Action - Like a jaded, Eastman colour Chinese kung-fu movie. Mediocre!!
Music - Non-impressive and out of place. Songs come unexpected!
Direction – SUCKS!!! Snore-inspiring!!!
Now, let’s talk about the most awful department of the movie:
Script -Well, you don't look for logic and reasoning in hardcore ‘potboilers’ or ‘popcorn movies’ like David Dhawan ‘s flicks, but he would commit suicide if at all he makes something like this himself. Forget David Dhawan, even in a C grade director’s film, if somebody is thrown off the Great Wall of China, he would not be seen in the movie again. For god’s sake the Great Wall of China is not 3 feet high! Miracles don’t stop happening in this movie. Firstly it was Deepika Padukone thrown off it, who SURVIVES! Then her father, who SURVIVES! Nobody knows how! And, if this wasn’t enough, Akshay is also thrown from the same freaking place and miracle happens yet again and he is caught by Deepika’s father halfway in the air!

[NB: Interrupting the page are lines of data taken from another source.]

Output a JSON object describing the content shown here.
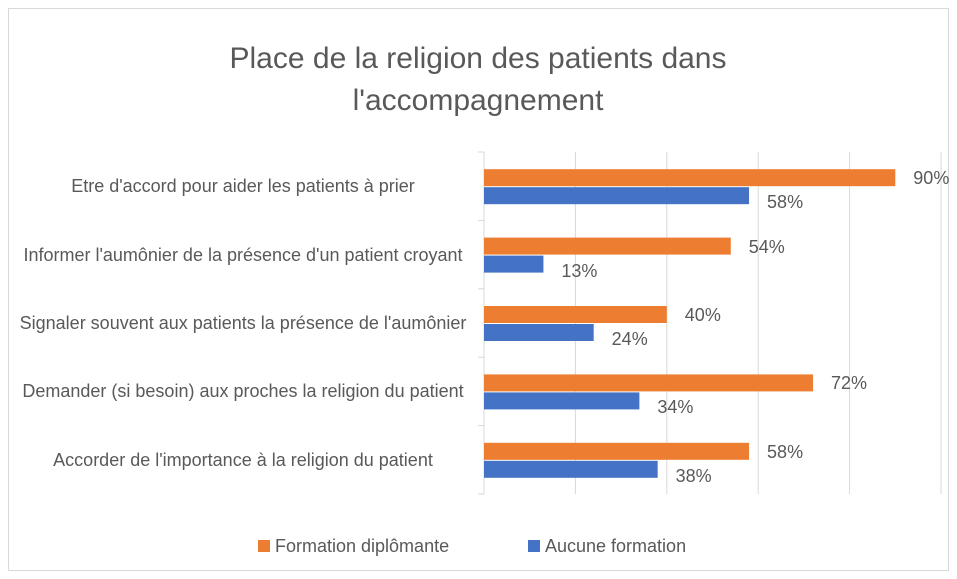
{
  "chart_data": {
    "type": "bar",
    "orientation": "horizontal",
    "title": "Place de la religion des patients dans l'accompagnement",
    "categories": [
      "Etre d'accord pour aider les patients à prier",
      "Informer l'aumônier de la présence d'un patient croyant",
      "Signaler souvent aux patients la présence de l'aumônier",
      "Demander (si besoin) aux proches la religion du patient",
      "Accorder de l'importance à la religion du patient"
    ],
    "series": [
      {
        "name": "Formation diplômante",
        "color": "#ED7D31",
        "values": [
          90,
          54,
          40,
          72,
          58
        ],
        "value_labels": [
          "90%",
          "54%",
          "40%",
          "72%",
          "58%"
        ]
      },
      {
        "name": "Aucune formation",
        "color": "#4472C4",
        "values": [
          58,
          13,
          24,
          34,
          38
        ],
        "value_labels": [
          "58%",
          "13%",
          "24%",
          "34%",
          "38%"
        ]
      }
    ],
    "xlim": [
      0,
      100
    ],
    "xticks": [
      0,
      20,
      40,
      60,
      80,
      100
    ],
    "grid": true,
    "legend": "bottom"
  }
}
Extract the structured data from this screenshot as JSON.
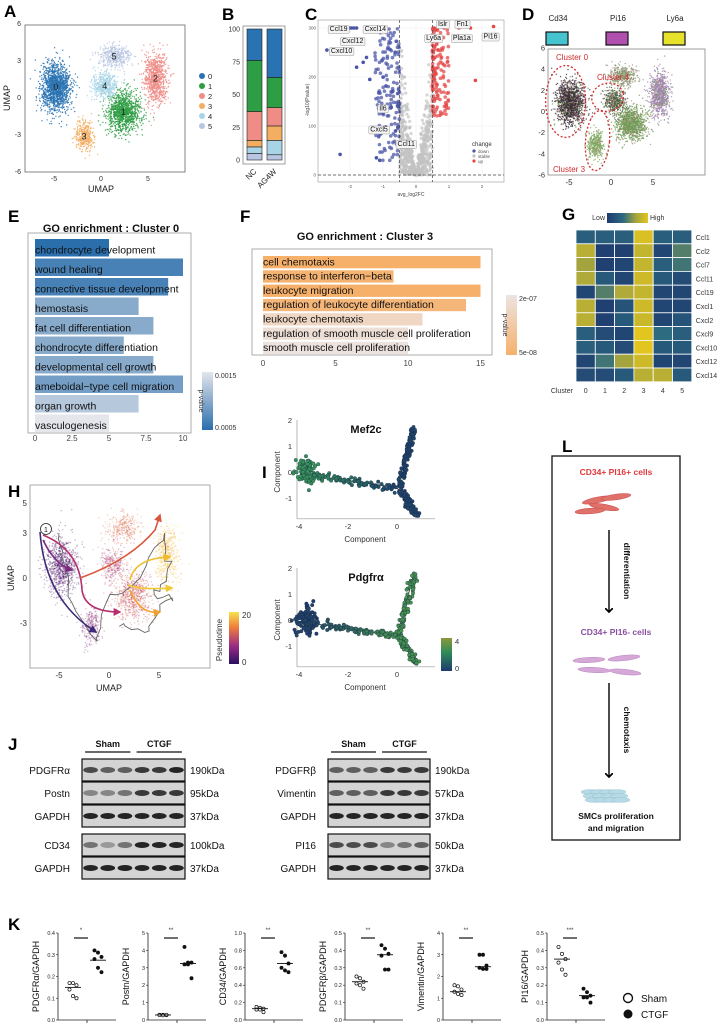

The director wanted to make it an out n out comedy flick and falls flat on his face doing so. He tried to inject humour in these scenes that required seriousness. Akshay’s training is full of absurdity and that is when Akshay should have been boiling with vengeance. Even in the climax scene, the director shows the villain animated like a potato when Akshay (with goofy grin on his face) is going to kill him. The movie could have been a tad better if the director considered having the post-interval scenes more serious. Akshay is a far better actor than being considered only for cracking jokes about chaddis, walnuts and what not!
The villain has special trick to kill people - his boomerang hat. The hat thrower, Hojo, beheads his enemies and comes back full circle. Wonder why he didn’t kill Akshay with this special skill of his. It would have been even more astonishing if the hat could slit his throat and come back to sit perfectly on his head. Tch! Tch! Nikhil Advani ji... You missed it buddy!
More irritating scenes - You can’t wait for the movie to end when the movie has just begun when these scenes bug you to death. Some airline passenger keeps asking Akshay and Ranveer - “Are you STUPID?” I want to ask Nikhil Advani the same question for making this movie. Akshay says he is 27 year old. Huh?? Next scene – his prominent grey stubble is noticeable. Mithun keeps kicking Akshay’s butt so hard that he flies to thermosphere and sometimes even to exosphere! Finally he flies to China after two poor Chinese men land right into parathewali gali in Chandni Chowk to meet Ranveer Shohri. Huh?? Earlier it was Mithun to make him fly, and later, it is Deepika’s chance to fly with him and sing a song like Govinda and Kimi katkar in ‘Dariya Dil’. Watch this video and have a good laugh! Or eat some nice n spicy Chinese food instead! You don’t need to waste your 150 bucks.